Arguably the biggest decision we made for developing audio source triangulation was using audio simulation software instead of actual hardware. By choosing a simulated environment, we are deciding not to take into account possible issues we would face when transitioning to hardware. However for the scope of this project, using simulations was definitely worth it, because it allowed for repeated testing and the development of a functional triangulation method without having to worry about the physical elements. Nevertheless, when considering next steps in our work, it is important to at least perform occasional tests with hardware as our backend functionality progresses, so that we can address critical issues as they come. We can perform these tests as we progress with topics that are listed below.

Future Considerations

Losing Our Assumptions -

A large portion of future work will involve addressing issues regarding our assumptions, so that we can expand into working in more realistic environments.
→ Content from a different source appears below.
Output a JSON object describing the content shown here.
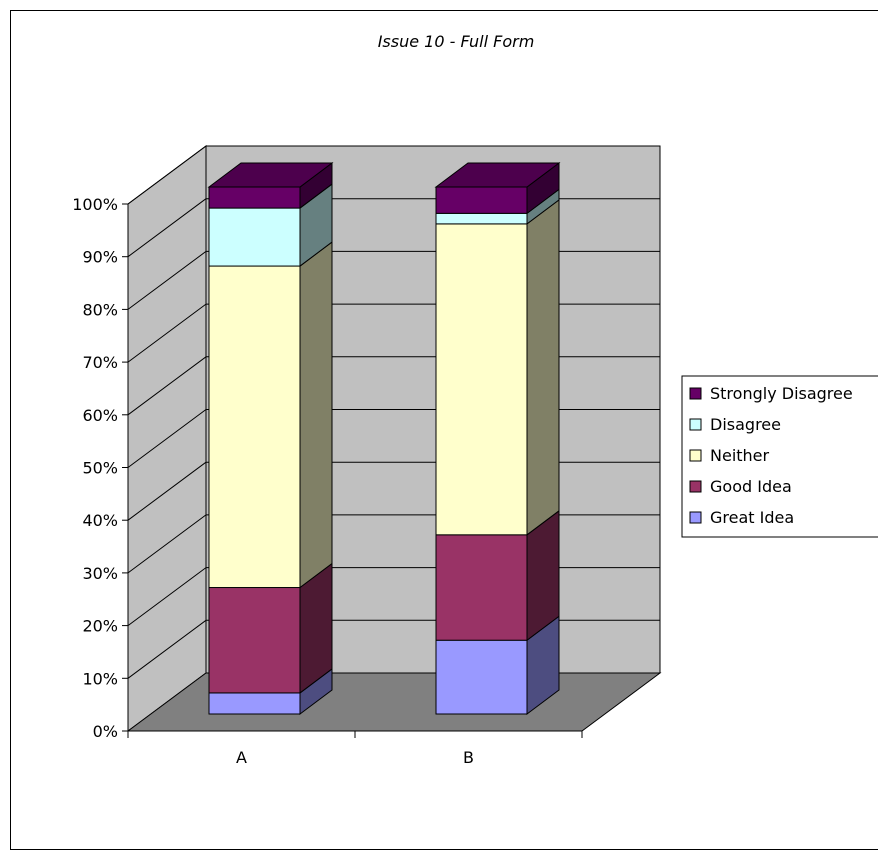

  • Reverb is additional noise that comes from echoes in our environment and it is the most important real world effect we need to take into account.
  • There are many music production packages we can work with to digitally remove reverb, such as Zynaptiq Unveil and iZotope RX 6 De-Reverb.
  • Physical interference is our next problem, this involves the blocking of sound waves by large objects that are close to the floor, like furniture.
  • An easy fix to this is simply adding microphones to cover the entire room without interference and accounting for this in our software.
  • Noise produced by either people or electronics like speakers or TV's are another important consideration.
  • We can place microphones closer to the sources we want to disregard, then we can remove this from the signal that our floor mics are tracking.
  • Tracking moving sources is another useful functionality we can implement.
  • For sources with predictable movement (bouncing balls), we can anticpate locations using a physics simulation, for less predictable objects, ML.
  • Physical Environment
  • As previously mentioned, transitioning to testing with hardware in real environments as we add functionality is critical.

Expanding our Analysis -

While dealing with the issues with constrained environments, we can also expand on the algorithms and tools we use after we have obtained our signals. This involves creating custom algorithms to more appropriately track our errors, using Fourier Analysis to isolate our desired audio sources, and even incorporating Machine Learning in our triangulation methods. Our ultimate goals are to localize an audio source in any situation without any constraints on conditions and without having to customize our algoritms for each individual environment, and as you can see, there are many directions we can take this in!